Design an ads ranking ML system
Company: Snapchat
Role: Machine Learning Engineer
Category: ML System Design
Difficulty: medium
Interview Round: Onsite
## Prompt
You are designing an **ads ranking** system for a large consumer app (feed/search entry point). For each request, the system receives a user context and a set of eligible ads/candidates and must return a ranked list of ads.
### Requirements
- Primary business goal: maximize long-term value (e.g., revenue) while maintaining good user experience.
- Must handle multiple optimization targets such as **CTR**, **CVR**, and **expected revenue**.
- Latency budget: tens of milliseconds for the ranking stage (assume candidate generation is separate).
- Strong emphasis on ML aspects: **feature design**, **training data**, **modeling choices**, and **multi-task learning**.
### Questions to answer
1. What features would you build (user/ad/context/cross features) and how would you generate and keep them fresh?
2. How would you define labels and build training data given bias from the existing ranker (position bias / selection bias)?
3. Propose a ranking model and explain how you’d combine multiple objectives (e.g., CTR + CVR + value). If using **multi-task learning**, describe the architecture and loss.
4. How would you evaluate the model offline and online? What key metrics and guardrails would you use?
5. How would you handle practical issues: cold start, delayed conversions, distribution shift, and feature leakage?

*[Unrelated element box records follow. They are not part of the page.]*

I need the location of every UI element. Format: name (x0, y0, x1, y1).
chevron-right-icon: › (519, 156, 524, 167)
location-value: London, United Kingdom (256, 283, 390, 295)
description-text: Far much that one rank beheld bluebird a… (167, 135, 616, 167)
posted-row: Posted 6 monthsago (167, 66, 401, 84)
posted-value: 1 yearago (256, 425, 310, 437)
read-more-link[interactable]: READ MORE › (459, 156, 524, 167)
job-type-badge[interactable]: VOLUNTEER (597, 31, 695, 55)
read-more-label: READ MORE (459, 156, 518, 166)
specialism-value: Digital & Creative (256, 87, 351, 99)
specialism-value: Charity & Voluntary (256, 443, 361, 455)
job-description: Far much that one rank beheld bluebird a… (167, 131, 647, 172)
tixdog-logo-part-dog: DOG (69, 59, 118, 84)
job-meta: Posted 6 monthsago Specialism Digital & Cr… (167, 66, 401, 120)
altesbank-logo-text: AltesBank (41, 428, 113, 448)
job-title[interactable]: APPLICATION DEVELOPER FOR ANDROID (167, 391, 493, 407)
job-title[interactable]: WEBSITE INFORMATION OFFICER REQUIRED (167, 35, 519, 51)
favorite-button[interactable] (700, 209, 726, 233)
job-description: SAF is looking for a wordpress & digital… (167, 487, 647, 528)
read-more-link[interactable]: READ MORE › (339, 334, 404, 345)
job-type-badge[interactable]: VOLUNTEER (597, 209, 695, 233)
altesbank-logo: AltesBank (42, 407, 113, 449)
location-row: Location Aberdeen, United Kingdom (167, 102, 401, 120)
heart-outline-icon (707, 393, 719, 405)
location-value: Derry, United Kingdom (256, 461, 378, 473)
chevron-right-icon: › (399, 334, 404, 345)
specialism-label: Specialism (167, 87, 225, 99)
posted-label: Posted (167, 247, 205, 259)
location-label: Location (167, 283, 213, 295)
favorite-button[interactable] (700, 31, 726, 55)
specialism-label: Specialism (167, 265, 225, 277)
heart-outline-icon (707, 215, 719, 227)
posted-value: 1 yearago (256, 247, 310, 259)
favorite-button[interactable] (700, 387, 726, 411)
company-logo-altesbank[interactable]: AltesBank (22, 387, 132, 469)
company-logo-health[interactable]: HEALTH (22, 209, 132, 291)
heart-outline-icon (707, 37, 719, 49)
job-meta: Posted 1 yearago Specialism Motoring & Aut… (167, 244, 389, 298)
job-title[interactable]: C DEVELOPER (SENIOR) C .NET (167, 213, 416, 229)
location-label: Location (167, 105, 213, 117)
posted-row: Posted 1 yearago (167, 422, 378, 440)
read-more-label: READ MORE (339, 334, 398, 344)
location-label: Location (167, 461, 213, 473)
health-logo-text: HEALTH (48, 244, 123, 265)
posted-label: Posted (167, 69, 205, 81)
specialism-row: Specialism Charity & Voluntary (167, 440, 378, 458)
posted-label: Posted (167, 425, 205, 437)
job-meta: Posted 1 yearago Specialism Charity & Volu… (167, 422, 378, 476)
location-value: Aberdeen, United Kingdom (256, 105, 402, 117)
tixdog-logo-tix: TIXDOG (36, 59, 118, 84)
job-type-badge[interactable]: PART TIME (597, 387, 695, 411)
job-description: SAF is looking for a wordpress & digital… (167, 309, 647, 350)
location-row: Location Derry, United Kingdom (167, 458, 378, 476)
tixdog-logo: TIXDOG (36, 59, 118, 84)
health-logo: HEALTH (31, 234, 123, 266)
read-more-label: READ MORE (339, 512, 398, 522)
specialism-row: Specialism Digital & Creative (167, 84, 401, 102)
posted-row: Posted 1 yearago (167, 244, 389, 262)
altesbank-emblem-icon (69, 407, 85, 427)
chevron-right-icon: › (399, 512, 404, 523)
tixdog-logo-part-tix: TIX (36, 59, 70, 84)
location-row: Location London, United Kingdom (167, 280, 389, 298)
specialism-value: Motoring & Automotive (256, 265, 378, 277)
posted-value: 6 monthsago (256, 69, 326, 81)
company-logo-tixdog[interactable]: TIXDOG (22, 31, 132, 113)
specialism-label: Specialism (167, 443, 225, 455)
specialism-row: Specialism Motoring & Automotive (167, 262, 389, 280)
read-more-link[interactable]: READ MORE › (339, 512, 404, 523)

Quick Answer: This question evaluates a candidate's ability to design a low-latency ads ranking machine learning system, including feature engineering and freshness, training-data construction under position and selection bias, multi-objective modeling and multi-task architectures, and production issues like cold start, delayed conversions, distribution shift, and feature leakage. It is commonly asked in ML System Design interviews for Machine Learning Engineer roles to assess trade-offs between long-term business metrics and user experience, evaluation and guardrails for offline and online experiments, and both conceptual understanding and practical application in engineering and modeling decisions.